Ele acabou indo para a cadeia em 2005 por ser a primeira pessoa a concorrer com
Mubarak numa eleição presidencial. Depois de ouvir o veredicto do julgamento de
Mubarak, ele declarou as suas intenções de apoiar a campanha de Morsi.
Então chegamos a esse ponto. Basicamente, isso significa que
se o segundo turno das eleições não for burlado, Morsi vai ganhar.
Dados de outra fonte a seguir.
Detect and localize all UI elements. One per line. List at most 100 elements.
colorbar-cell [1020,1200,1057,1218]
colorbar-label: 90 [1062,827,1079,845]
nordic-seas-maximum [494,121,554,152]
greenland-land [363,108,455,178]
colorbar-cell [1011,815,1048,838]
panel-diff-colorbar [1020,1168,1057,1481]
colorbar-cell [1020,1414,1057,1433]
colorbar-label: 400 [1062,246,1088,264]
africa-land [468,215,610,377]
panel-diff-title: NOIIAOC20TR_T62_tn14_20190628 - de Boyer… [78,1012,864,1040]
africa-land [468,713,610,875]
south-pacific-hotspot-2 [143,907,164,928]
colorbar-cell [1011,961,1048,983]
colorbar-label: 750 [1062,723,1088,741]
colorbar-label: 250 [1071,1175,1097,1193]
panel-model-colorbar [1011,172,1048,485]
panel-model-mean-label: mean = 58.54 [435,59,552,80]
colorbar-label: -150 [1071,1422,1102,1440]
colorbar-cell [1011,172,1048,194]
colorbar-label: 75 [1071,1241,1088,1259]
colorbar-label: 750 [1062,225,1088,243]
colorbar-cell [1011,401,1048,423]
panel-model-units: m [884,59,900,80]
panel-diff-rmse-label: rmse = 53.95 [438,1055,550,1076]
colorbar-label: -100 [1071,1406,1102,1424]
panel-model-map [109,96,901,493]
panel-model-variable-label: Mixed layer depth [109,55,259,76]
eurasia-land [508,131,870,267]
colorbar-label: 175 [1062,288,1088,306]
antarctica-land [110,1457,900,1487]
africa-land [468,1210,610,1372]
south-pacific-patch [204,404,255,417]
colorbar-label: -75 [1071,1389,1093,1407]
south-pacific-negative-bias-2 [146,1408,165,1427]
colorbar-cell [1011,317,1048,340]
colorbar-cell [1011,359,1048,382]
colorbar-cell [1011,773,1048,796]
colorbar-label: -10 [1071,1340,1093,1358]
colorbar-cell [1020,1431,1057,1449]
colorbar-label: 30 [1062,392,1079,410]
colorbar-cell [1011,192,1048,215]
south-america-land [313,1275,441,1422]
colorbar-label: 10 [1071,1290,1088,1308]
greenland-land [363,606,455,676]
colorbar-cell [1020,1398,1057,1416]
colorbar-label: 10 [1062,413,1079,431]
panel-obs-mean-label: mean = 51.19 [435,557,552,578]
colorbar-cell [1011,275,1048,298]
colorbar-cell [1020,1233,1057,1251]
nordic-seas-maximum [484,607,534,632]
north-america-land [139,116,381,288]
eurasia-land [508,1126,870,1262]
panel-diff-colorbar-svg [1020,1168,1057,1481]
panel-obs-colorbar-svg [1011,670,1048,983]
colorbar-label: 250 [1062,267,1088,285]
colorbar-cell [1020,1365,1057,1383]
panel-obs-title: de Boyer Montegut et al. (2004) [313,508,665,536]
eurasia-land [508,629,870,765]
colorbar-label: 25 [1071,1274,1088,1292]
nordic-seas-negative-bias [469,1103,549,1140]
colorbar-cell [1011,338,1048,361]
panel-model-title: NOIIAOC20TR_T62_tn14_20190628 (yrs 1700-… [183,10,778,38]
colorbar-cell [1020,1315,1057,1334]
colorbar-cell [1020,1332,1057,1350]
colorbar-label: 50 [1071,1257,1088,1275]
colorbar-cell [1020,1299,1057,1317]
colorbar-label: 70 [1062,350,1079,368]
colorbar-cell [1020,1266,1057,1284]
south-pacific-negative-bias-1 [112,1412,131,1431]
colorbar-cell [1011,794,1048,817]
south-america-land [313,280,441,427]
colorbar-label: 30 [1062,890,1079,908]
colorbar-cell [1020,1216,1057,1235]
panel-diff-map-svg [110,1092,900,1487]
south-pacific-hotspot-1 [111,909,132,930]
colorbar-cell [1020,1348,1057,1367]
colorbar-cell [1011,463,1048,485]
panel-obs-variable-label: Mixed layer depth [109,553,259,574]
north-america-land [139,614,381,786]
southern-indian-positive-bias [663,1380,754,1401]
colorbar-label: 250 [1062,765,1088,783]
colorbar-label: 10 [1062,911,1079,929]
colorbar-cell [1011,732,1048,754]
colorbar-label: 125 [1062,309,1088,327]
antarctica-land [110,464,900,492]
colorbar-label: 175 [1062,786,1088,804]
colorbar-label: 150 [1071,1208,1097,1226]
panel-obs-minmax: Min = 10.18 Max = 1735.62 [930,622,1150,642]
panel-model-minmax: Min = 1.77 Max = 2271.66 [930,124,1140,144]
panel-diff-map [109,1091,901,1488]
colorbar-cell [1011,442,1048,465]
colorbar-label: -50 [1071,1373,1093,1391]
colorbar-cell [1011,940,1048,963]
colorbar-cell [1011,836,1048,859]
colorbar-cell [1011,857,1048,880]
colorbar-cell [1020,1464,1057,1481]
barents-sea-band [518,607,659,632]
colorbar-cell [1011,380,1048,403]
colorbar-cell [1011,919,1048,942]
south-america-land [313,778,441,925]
Agora, eu
estou disposta a acreditar (e sinceramente espero) que as eleições serão
manipuladas a favor de Shafiq ,
mas se não forem, podemos dizer adeus a esse país.
Verdade, se as eleições forem manipuladas e Shafiq ganhar,
as coisas vão ficar feias rapidamente. Nós podemos esperar muitos protestos e
até mesmo violência. Apesar de historicamente os egípcios terem uma grande
tolerância com corrupção, um veredicto fraudulento às vésperas de uma eleição
manipulada é demais, mesmo para o Egito.
Mas se Morsi ganhar, as coisas vão ficar feias devagar. Mulheres e coptas serão
despojados de suas dignidades, um direito de cada vez. A economia vai cair
ainda mais, e a vida vai ficar tão miserável quanto nos demais países
islamitas. Devagar. Wahda Wahda. Isso
é mais perigoso do que qualquer protesto ou, eu ouso dizer, massacre. Protestos
podem ser reprimidos, e massacres esquecidos. Mas a islamização gradual se
prolonga por décadas, destruindo a vida das pessoas e seus modos de vida.
Sem justiça, sem paz.
Posso ouvir um Amém?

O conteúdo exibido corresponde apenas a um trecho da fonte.